How a Director Resigns from a Company — Process & Compliance
It is Not Just About Sending a Letter
A director deciding to step down from a
company might seem like a straightforward personal decision. In practice, it
involves specific legal steps — on the part of both the director and the
company. Getting this wrong can leave a director's name stuck in MCA records
long after they have actually left, sometimes causing serious problems down the
line.
This blog covers everything — when a
resignation is valid, what steps to follow, what forms to file, and what
happens after.
The Right of a Director to Resign
Under the Companies Act, 2013, a director has
an unconditional right to resign at any time. All they need to do is send a
written notice to the company. No permission from the Board or shareholders is
required. The resignation takes effect from whichever is later — the date the
company receives the notice, or the date mentioned in the notice itself.
Legal Reference: Section 168(1), Companies
Act, 2013
One Important Constraint — Minimum Director Requirement
While a director can resign freely, there is
one situation where the resignation cannot take effect immediately — when it
would reduce the number of directors below the statutory minimum. A Private
Limited Company must always have at least 2 directors. If a company has exactly
2 directors and one resigns without a replacement being appointed, the
resignation cannot be given effect until a new director is brought in.
Legal Reference: Section 149(1), Companies
Act, 2013
The Resignation Process — Step by Step
Step 1 — Director Sends a Written Resignation
The director must send a written resignation
letter to the company — addressed to the Board. The letter should clearly
mention the date from which the resignation is intended to be effective. It is
always better to send it through a traceable mode — registered post or email
with acknowledgement — to have a record of when it was received by the company.
There is no prescribed format for this
letter, but it should be clear and unambiguous.
Legal Reference: Section 168(1), Companies
Act, 2013
Step 2 — Company Files DIR-12 with the ROC
Within 30 days of receiving the resignation,
the company is required to file Form DIR-12 with the Registrar of Companies.
This form intimates the ROC about the change — that a director has ceased to
hold office — along with a copy of the resignation letter.
If the company does not file this, the
director's name continues to show as an active director in MCA records, which
creates problems for the director later.
Legal Reference: Section 168(2), Companies
Act, 2013 | Rule 15, Companies (Appointment and Qualification of Directors)
Rules, 2014
Step 3 — Director Files DIR-11 (Strongly Recommended)
This is a step many directors overlook — but
should not. Form DIR-11 allows the resigning director to directly intimate the
ROC about their own resignation, independently of the company. This is
particularly useful when the company delays or refuses to file DIR-12.
The director files DIR-11 with their own DSC,
attaching a copy of the resignation letter and acknowledgement from the
company. It should be filed within 30 days of the date of resignation.

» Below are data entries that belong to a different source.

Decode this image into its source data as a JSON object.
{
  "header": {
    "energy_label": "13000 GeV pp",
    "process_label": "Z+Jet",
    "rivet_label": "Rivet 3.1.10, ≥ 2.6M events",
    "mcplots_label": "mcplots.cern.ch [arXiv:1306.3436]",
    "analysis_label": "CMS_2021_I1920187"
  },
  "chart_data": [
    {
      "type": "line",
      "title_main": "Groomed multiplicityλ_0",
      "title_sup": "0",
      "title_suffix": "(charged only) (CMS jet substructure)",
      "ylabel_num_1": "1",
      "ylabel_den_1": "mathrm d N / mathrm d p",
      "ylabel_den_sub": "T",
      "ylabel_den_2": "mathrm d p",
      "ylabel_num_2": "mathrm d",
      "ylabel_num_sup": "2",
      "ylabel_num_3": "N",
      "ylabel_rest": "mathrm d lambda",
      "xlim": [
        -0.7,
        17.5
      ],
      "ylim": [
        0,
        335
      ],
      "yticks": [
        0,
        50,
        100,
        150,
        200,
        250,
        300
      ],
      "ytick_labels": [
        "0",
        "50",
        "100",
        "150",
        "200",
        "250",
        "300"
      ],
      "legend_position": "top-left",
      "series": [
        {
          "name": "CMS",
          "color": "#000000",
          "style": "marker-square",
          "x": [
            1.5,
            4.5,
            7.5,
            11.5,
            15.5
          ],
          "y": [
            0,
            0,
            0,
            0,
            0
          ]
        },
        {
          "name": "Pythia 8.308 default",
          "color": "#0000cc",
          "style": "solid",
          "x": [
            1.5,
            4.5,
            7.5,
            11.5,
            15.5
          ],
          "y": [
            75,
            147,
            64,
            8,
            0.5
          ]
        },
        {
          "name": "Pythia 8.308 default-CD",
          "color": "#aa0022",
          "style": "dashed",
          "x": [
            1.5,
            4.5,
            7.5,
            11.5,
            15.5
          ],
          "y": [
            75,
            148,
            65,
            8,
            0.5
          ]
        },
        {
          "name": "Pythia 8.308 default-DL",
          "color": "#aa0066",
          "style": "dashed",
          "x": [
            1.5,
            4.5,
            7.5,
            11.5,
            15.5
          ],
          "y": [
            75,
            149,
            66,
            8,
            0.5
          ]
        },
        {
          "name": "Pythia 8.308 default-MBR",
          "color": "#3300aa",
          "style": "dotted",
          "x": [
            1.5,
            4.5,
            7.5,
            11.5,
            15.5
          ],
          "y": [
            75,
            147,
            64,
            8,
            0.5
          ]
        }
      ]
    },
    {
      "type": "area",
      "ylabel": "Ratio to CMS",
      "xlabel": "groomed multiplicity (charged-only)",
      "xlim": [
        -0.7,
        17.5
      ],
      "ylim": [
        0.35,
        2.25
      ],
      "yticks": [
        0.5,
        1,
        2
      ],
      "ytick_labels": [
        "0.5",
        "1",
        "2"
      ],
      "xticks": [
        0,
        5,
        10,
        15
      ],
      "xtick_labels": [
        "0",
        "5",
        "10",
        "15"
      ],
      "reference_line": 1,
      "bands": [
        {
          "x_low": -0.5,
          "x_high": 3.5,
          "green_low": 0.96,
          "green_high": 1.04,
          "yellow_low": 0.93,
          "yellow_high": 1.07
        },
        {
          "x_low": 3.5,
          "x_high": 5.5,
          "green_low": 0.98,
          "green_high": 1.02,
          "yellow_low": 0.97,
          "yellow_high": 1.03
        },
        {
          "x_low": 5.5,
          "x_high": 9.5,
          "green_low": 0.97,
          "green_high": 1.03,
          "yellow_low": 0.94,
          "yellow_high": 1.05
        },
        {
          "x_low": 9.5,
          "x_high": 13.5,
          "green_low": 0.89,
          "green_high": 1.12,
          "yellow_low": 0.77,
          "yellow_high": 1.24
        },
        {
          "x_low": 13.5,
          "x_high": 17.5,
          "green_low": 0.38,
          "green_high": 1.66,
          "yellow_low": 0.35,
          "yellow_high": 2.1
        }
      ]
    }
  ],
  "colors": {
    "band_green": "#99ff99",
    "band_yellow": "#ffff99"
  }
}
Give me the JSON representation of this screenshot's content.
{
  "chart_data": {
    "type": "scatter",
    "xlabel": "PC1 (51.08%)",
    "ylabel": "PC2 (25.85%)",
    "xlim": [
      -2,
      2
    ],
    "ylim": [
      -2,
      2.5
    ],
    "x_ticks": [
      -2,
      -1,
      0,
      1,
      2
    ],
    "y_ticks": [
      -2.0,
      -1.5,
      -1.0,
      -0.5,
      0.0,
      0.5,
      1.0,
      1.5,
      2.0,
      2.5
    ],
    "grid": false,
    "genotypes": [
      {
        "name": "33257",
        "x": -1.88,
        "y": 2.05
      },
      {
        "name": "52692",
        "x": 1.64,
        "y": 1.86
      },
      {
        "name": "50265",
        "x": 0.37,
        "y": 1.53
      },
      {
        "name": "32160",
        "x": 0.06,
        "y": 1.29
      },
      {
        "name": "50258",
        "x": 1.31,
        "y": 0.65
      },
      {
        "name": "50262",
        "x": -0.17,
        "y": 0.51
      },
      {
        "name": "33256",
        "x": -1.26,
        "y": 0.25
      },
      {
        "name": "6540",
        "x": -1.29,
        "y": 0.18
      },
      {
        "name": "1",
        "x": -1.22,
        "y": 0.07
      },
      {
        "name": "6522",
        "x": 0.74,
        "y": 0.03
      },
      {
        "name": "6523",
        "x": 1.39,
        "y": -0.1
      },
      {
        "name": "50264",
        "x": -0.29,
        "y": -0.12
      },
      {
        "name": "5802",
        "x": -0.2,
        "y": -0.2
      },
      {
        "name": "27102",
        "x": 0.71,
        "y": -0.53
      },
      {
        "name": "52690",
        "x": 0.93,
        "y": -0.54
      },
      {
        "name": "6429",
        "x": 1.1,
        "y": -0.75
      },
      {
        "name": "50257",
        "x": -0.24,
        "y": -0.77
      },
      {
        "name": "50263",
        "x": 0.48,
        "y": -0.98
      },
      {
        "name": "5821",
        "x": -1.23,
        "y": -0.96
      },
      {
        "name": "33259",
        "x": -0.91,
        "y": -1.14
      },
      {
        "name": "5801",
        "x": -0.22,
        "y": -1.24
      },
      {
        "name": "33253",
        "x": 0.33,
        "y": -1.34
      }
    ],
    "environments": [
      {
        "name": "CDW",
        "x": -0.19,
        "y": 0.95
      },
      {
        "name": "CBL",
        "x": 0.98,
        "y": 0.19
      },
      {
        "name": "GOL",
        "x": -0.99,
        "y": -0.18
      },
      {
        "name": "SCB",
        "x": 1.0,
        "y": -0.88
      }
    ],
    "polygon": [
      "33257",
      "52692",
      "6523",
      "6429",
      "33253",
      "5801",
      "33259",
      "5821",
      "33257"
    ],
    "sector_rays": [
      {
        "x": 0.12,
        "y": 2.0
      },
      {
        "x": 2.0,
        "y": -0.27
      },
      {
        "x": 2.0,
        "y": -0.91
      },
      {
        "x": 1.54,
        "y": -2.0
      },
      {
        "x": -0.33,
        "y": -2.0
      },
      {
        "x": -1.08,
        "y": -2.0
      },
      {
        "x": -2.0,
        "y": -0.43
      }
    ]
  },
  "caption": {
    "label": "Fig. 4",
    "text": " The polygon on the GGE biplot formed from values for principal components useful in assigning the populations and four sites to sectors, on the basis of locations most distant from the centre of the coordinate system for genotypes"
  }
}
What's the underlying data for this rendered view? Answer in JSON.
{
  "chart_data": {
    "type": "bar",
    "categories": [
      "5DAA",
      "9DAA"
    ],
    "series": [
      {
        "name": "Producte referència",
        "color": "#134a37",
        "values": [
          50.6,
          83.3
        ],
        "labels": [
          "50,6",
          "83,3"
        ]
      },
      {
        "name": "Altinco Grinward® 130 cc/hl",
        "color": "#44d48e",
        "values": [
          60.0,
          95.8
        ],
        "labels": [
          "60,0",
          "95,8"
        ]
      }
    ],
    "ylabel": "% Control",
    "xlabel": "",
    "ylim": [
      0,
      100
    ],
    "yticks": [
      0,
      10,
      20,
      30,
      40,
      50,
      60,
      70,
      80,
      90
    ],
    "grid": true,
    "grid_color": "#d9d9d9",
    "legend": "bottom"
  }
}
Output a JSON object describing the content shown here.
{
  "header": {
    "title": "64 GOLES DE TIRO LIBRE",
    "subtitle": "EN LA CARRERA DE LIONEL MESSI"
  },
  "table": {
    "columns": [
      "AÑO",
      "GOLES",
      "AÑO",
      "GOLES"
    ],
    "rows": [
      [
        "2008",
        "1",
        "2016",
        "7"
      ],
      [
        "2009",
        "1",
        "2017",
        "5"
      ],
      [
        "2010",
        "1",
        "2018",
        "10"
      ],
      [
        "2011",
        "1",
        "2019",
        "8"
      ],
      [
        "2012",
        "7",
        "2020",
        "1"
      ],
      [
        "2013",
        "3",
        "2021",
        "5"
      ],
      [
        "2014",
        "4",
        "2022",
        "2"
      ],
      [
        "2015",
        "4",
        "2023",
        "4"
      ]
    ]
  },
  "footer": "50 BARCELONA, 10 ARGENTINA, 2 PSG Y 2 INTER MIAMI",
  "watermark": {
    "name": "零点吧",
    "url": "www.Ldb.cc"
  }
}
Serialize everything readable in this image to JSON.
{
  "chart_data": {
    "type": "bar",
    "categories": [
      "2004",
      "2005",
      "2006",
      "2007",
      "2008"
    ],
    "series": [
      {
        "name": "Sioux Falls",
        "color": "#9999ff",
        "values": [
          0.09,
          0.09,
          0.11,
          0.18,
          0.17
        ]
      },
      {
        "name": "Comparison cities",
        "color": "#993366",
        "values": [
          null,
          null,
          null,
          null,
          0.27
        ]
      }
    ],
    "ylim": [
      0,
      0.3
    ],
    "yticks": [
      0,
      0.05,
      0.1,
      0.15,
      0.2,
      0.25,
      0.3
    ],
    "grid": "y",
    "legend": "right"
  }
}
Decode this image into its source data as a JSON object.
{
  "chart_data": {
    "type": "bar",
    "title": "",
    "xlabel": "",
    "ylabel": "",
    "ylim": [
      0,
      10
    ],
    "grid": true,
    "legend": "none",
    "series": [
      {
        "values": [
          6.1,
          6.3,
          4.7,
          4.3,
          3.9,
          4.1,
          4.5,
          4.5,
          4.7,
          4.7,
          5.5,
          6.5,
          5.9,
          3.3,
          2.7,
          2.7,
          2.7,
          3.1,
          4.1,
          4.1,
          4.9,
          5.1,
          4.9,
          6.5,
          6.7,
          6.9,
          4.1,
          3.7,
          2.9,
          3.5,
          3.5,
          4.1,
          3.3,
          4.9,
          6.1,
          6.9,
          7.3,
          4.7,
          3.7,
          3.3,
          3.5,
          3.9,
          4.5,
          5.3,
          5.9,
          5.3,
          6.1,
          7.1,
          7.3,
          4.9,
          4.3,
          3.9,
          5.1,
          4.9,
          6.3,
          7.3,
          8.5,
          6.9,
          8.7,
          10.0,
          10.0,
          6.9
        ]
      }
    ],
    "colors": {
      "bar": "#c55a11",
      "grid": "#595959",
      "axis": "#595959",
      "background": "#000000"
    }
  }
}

Legal Reference: Rule 16, Companies
(Appointment and Qualification of Directors) Rules, 2014
Step 4 — Company Places It on Record in a Board Meeting
While the law does not require the Board to
'accept' a resignation (it takes effect automatically on receipt), companies
usually hold a Board Meeting to formally place the resignation on record,
update the Register of Directors, and initiate steps for appointing a
replacement if needed.
Documents Involved
From the Resigning Director
•
Written resignation letter addressed to the Board
•
DIR-11 form with DSC (for filing with ROC by the
director)
•
Proof of delivery of resignation to the company (post
receipt or email acknowledgement)
From the Company
•
Board Resolution noting the resignation
•
Copy of resignation letter received from the director
•
DIR-12 form with DSC of remaining director or KMP
Forms Filed at a Glance
•
DIR-11 — Filed by the director directly with ROC,
within 30 days of resignation
•
DIR-12 — Filed by the company with ROC, within 30 days
of receiving the resignation
After the Resignation — What Changes?
Once DIR-12 and DIR-11 are filed and
processed, the director's name is removed from the company's active director
record on the MCA portal. The Register of Directors is updated internally.
However, the resignation does not wipe out
past responsibilities. A director remains accountable for any acts or defaults
that occurred during their tenure — the date of resignation only marks the end
of future liability, not past.
Legal Reference: Section 168(3), Companies
Act, 2013
A Scenario Worth Knowing
There have been cases where directors who
resigned in good faith found their names still showing as active directors
months later — because the company never filed DIR-12. This has led to notices
being sent to these individuals for company defaults they had nothing to do
with.
This is precisely why filing DIR-11
personally is not just advisable — it is essential self-protection for any
director who is stepping down.
To Wrap Up
Resigning as a director is not as simple as
just sending a letter and walking away. Both the director and the company have
filings to make, and there are timelines to follow. The director who takes care
of their own DIR-11 filing is the one who does not have to worry about
surprises later.
If there is any doubt — especially in
situations where the company is not cooperating — consulting a Company
Secretary to handle the filing is the right call.